Poirot la interrumpió.
—Usted no conocía el contenido del testamento. Pero sabía que se había hecho uno nuevo, ¿no es verdad?
—Pues lo sospechaba... cuando vi que llamaba al abogado, estando ella en la cama.
—Exactamente. Eso fue después que se cayó por la escalera, ¿verdad?
—Sí, Bob... así se llama el perro... dejó la pelota en lo alto de la escalera y la señora resbaló y cayó.
—Un desagradable accidente.
—¡Oh, sí! Figúrese, pudo haberse roto un brazo o una pierna. Eso dijo el médico.

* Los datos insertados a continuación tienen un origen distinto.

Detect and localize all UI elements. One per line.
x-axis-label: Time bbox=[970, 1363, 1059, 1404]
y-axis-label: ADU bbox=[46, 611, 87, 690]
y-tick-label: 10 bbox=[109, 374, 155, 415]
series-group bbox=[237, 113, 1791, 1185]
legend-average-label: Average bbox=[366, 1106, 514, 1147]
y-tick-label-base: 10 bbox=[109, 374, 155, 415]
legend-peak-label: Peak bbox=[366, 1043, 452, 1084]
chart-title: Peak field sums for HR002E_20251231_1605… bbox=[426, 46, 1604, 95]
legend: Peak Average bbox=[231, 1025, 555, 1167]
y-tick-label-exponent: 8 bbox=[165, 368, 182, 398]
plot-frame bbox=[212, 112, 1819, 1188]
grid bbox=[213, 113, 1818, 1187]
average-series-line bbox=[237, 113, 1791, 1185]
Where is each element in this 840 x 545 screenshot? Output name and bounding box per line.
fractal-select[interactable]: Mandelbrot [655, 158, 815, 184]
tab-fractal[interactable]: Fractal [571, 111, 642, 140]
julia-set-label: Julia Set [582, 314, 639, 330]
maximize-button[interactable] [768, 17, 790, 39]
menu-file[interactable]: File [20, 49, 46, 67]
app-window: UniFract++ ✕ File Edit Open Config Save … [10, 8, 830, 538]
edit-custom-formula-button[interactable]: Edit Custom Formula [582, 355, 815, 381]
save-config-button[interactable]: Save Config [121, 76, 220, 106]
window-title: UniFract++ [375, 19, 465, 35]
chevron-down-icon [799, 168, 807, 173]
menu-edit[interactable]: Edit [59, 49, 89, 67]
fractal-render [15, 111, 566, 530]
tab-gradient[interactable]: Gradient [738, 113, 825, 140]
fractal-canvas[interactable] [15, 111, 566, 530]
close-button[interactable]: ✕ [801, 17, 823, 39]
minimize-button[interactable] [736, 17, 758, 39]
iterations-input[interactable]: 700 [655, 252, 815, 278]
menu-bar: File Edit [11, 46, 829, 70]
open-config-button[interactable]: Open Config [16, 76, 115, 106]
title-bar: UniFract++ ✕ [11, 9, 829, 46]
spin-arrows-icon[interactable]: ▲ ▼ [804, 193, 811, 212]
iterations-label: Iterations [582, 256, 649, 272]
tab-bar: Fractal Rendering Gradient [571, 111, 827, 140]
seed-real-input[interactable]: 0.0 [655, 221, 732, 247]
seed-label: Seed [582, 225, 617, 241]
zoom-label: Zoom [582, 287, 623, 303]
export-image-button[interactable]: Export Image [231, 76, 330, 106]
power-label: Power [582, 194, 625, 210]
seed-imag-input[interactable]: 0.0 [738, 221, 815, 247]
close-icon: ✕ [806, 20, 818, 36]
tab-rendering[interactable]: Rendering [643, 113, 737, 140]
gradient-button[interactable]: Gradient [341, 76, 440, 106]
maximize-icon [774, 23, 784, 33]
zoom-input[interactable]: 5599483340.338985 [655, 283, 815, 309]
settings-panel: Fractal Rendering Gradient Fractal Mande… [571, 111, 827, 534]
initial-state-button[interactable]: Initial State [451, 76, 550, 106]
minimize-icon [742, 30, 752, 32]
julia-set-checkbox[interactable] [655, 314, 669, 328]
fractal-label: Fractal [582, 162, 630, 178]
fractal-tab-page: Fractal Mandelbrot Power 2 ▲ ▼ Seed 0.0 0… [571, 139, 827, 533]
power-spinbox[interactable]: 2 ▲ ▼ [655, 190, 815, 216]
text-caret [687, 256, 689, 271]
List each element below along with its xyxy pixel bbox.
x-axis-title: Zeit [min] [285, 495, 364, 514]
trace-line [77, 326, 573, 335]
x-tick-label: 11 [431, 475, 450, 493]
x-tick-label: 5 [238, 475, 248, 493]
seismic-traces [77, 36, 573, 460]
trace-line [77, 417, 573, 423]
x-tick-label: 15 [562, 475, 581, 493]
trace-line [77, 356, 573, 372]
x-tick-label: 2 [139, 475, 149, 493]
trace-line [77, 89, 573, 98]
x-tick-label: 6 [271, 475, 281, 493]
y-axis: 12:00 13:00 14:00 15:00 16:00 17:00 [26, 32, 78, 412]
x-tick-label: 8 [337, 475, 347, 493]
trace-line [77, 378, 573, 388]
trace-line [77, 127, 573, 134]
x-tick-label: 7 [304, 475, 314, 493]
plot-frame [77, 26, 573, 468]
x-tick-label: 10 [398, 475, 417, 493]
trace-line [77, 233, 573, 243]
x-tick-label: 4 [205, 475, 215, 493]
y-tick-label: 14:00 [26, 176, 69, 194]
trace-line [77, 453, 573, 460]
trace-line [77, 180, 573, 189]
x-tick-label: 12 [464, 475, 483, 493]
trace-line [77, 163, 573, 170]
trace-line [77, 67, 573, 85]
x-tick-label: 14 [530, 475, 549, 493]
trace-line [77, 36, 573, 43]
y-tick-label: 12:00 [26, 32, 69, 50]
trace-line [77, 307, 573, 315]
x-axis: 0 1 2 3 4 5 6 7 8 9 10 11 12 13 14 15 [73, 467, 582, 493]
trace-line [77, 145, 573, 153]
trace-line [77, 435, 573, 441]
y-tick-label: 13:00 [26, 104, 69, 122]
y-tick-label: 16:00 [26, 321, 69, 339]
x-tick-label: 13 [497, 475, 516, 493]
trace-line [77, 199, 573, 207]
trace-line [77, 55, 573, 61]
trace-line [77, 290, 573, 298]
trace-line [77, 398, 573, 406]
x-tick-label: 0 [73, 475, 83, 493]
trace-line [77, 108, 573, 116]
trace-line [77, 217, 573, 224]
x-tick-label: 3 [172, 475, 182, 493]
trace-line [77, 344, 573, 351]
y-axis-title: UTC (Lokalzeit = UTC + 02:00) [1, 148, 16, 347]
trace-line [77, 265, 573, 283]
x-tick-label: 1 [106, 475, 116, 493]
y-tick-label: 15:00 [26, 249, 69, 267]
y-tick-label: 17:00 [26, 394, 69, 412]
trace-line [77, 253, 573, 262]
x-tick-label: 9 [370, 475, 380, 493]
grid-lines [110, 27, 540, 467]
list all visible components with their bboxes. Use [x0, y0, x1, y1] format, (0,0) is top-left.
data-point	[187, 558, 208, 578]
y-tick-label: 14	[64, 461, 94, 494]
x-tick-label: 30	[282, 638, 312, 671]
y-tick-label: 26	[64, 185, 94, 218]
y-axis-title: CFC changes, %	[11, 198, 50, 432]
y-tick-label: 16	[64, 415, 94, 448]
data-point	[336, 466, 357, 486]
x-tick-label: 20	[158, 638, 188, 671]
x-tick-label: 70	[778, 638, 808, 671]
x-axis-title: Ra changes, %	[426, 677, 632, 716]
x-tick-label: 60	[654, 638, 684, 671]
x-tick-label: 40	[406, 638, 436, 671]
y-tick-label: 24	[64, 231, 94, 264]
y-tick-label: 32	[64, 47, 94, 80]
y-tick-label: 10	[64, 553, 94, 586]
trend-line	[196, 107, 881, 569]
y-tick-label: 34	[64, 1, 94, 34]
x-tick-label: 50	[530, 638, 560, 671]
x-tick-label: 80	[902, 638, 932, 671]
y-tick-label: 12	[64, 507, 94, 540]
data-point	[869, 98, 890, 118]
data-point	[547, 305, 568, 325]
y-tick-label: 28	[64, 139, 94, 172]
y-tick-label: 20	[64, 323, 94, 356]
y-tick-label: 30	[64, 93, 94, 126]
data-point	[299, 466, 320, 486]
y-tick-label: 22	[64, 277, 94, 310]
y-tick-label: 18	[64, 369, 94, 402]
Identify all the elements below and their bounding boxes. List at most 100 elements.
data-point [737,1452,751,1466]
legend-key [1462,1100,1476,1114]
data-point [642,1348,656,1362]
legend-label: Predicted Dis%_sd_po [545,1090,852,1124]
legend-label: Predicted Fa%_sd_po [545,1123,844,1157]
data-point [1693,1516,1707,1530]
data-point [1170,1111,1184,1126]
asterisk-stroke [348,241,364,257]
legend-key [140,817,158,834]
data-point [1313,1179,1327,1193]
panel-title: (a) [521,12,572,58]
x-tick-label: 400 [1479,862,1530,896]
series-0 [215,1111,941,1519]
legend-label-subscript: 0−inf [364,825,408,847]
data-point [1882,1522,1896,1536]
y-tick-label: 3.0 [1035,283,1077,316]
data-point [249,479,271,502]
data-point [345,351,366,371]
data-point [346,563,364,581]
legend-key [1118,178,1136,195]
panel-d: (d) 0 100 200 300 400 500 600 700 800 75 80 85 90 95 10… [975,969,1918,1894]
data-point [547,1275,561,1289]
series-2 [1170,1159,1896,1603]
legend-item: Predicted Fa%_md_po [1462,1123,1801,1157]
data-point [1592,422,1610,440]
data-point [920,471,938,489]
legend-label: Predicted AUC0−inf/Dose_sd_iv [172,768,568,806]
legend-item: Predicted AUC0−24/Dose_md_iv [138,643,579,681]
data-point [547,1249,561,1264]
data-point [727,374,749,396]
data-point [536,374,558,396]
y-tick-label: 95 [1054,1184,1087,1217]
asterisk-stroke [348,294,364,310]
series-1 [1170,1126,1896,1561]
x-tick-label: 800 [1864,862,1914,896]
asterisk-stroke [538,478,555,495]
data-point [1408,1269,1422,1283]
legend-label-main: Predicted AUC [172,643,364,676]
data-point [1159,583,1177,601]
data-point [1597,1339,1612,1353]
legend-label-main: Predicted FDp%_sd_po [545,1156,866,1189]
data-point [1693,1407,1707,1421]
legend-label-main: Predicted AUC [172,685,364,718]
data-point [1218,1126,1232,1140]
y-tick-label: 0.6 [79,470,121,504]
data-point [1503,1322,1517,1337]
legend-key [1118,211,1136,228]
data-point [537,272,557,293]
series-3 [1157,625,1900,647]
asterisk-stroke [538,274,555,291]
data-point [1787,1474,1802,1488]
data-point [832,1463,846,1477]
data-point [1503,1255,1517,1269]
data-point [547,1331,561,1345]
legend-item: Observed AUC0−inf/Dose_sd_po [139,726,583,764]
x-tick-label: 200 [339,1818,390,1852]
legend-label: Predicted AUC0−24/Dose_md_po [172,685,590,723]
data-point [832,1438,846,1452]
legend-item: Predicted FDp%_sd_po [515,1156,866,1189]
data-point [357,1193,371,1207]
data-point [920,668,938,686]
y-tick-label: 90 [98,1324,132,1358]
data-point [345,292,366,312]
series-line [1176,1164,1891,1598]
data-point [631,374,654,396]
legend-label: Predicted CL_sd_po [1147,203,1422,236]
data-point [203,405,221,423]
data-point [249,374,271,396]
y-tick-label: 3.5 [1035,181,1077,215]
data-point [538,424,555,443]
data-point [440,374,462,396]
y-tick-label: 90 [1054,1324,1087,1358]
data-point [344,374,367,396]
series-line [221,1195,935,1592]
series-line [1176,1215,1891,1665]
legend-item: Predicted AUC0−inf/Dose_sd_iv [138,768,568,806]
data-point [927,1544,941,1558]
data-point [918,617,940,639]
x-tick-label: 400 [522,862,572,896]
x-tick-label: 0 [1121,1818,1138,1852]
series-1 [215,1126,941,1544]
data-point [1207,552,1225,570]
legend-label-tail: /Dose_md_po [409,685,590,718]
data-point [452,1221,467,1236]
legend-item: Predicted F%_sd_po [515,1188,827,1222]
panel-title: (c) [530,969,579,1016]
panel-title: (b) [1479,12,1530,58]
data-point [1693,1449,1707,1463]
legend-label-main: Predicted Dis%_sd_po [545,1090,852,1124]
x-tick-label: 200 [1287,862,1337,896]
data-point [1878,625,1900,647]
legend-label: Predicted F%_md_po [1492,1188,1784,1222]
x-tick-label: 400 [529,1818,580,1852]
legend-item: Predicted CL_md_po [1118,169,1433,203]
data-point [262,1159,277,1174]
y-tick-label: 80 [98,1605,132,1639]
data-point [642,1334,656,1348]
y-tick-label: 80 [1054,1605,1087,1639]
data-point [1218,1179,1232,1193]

—Pudo muy bien matarse, ¿no es así?
—Sí, desde luego.
La respuesta parecía completamente natural y franca.
Poirot dijo sonriendo:
—Vi a Bob en Littlegreen House.
—¡Oh, si! Claro que lo debió ver. Es un perrito muy mono.
Nada me fastidia más que oír cómo llaman «perrito mono» a un terrier de caza. No es extraño, pensé, que Bob desprecie a la señorita Lawson y no haga nada de lo que le mande.
—¿Es muy inteligente? —continuó Poirot.
—Sí, mucho.
—Qué disgusto se hubiera llevado si llega a saber que por culpa suya casi se mata su ama.
La señorita Lawson no contestó. Se limitó a mover la cabeza y suspirar.
—¿Cree usted que aquella caída influyó para que su señora rehiciera el testamento? —preguntó Poirot.
Pensé que nos estábamos acercando peligrosamente al hueso; pero la mujer pareció encontrar aquella pregunta muy natural.